Population patterns have to do in substantial measure with the availability of employment: I don’t live in Atlanta because I necessarily like Atlanta, but because I can ply my trade here. Atlanta chose me; I didn’t choose Atlanta. Might it be that the most important "voters with their feet" are those who make the location decisions for businesses, whether we’re talking about start-ups, about branch plant or branch office locations, or about headquarters relocations. I’m not going to assume without an argument that senior managers or entrepreneurs have the same qualities in mind for choosing a location (whether we’re talking about their personal tastes or their business judgments) as do, let’s say, parents of small children, all things being equal.

Mr. Knippenberg is correct -- employment attracts (forces) people into massive population agglomerations. On the other hand, about 57% of the American population now lives in suburban areas, which gives the lie to the notion that people "select" big population centers. Suburbanization is our compromise...family-friendly areas with good schools, safe public areas, and autonomous governments.

One can hardly divorce suburbia from population agglomerations. Until far removed (Read: out of suburbia!) from the epicenter of population density, most municipal borders remain largely artificial. Having lived in Chicago, I have witnessed influence over suburbia wielded by those powerbrokers who should otherwise have their sphere confined within the city limits, pace Mayor Daily.

Dr. Knippenberg (please forgive the earlier mispelling) does raise the point of employment. Business Leaders are the ultimate determinants as to where jobs (and people follow jobs) are located. One might accurately assume that if I take a job in a large urban area, I may as well enjoy the benefits of such a locale (art, food, sport, etc), as there exist no escape from the irritants (taxation, commutes, regulation) also contained therein.

But -- the individual must make the choice to take such a job! I’m sorry Dr. K - but Atlanta did not choose you. Ultimately, you have weighed the costs associated with living in such an area with the benefits of plying your craft at the business of your choosing -- and you have determined that the benefits outway the costs, ceteris paribus.

You could easily start a new career path, or apply for - and ultimately acquire - a similar job in a more family-friendly setting (the "good life" in Kansas, say), away from the bright lights and jetways.

Mr. Anderson,

You’re clearly unfamiliar with both the academic job market, especially in my subfield, and with my incapacity to do anything else to earn a reasonably passable living. On the latter, just ask my wife.

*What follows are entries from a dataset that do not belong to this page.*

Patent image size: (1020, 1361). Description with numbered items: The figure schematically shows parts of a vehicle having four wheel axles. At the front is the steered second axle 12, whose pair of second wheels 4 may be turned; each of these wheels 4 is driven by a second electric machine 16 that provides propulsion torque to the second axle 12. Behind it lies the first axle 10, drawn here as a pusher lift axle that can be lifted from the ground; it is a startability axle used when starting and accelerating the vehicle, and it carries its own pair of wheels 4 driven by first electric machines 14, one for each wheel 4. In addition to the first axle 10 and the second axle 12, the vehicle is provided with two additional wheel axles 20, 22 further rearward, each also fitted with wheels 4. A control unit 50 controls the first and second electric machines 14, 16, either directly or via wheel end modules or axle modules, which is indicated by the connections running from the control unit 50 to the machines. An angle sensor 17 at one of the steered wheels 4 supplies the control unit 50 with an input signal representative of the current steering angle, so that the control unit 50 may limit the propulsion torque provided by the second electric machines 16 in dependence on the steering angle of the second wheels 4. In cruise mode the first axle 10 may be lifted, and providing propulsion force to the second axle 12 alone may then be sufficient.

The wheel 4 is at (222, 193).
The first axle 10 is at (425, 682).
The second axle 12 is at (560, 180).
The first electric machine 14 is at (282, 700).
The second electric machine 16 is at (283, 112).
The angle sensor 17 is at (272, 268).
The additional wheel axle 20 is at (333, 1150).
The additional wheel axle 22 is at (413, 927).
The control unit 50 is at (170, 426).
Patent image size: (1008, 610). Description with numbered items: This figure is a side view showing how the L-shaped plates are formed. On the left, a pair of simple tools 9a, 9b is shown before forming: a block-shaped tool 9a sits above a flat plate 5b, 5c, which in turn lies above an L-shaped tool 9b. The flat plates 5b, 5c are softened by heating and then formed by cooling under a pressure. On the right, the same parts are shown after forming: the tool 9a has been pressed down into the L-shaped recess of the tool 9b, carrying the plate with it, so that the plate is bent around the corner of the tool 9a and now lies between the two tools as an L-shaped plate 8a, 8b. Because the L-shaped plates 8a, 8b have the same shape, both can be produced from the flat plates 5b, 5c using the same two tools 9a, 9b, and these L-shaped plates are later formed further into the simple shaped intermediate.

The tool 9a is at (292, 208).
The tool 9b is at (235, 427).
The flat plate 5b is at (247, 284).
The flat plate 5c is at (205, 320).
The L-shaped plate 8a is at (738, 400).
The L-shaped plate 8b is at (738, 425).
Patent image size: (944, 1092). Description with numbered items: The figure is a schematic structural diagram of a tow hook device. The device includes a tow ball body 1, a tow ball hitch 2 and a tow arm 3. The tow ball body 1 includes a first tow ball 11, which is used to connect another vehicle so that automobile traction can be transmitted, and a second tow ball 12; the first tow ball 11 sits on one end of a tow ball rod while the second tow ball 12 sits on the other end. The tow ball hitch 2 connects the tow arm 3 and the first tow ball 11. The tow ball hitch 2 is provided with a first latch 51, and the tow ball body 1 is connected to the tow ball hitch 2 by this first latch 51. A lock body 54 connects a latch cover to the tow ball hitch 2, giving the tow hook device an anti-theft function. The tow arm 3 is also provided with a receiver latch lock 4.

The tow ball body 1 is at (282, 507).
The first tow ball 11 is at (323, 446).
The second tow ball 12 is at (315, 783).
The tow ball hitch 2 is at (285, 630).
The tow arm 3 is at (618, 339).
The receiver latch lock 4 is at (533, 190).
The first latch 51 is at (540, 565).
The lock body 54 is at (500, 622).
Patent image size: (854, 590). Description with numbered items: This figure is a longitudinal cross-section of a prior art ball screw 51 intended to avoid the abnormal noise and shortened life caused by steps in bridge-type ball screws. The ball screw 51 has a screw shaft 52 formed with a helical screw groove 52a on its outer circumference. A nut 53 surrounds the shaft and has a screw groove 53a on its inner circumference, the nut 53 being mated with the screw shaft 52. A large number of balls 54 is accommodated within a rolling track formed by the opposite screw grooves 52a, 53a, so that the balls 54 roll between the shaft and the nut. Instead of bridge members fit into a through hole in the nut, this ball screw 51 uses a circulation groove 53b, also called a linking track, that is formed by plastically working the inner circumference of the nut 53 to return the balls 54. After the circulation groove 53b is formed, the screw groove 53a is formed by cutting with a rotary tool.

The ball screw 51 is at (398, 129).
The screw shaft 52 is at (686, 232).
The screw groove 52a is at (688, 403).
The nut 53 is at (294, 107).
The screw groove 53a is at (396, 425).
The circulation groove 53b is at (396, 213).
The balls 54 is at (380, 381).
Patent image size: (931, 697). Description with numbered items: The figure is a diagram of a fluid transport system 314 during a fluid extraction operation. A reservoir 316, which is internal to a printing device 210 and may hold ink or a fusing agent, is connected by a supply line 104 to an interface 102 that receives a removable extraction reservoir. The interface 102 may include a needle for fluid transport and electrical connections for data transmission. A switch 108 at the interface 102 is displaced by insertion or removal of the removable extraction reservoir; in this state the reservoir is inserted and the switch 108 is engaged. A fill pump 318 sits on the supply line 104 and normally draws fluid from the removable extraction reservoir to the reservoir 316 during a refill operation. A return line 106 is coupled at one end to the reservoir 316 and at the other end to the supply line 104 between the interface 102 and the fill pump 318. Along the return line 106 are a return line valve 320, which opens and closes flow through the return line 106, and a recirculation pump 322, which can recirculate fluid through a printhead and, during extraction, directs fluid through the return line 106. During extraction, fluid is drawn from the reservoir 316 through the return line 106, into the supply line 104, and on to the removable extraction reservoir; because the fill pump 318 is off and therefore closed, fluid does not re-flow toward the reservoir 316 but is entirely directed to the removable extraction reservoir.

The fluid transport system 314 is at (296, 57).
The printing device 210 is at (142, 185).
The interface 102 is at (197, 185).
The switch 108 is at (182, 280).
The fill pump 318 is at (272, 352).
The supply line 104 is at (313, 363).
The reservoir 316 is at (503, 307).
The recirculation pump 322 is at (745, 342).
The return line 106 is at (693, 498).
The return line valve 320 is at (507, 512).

Mr. Anderson -- suburbia is clearly part of the metropolis, but a distinct part. Some cities are better at manipulating their suburbs than others, but Americans generally have more CONTROL over their residential neighborhoods in the suburbs.

Jobs are a function of population concentration. Few people rush to North Dakota to take a job...because their aren’t many. I think Mr. Knippenberg is correct...we tolerate the big city but our hearts lie elsewhere. If you look at the pathetically small gentrication movement, the difficulty cities have in retaining their middle class taxpayers, and the general outmigration over the last 4 decades, I think it’s impossible to argue that most Americans like "downtown." We are a suburban nation because we like semi-rural (i.e., small town) living but enjoy having major retailing nearby. The suburbs offer us a compromise lifestyle.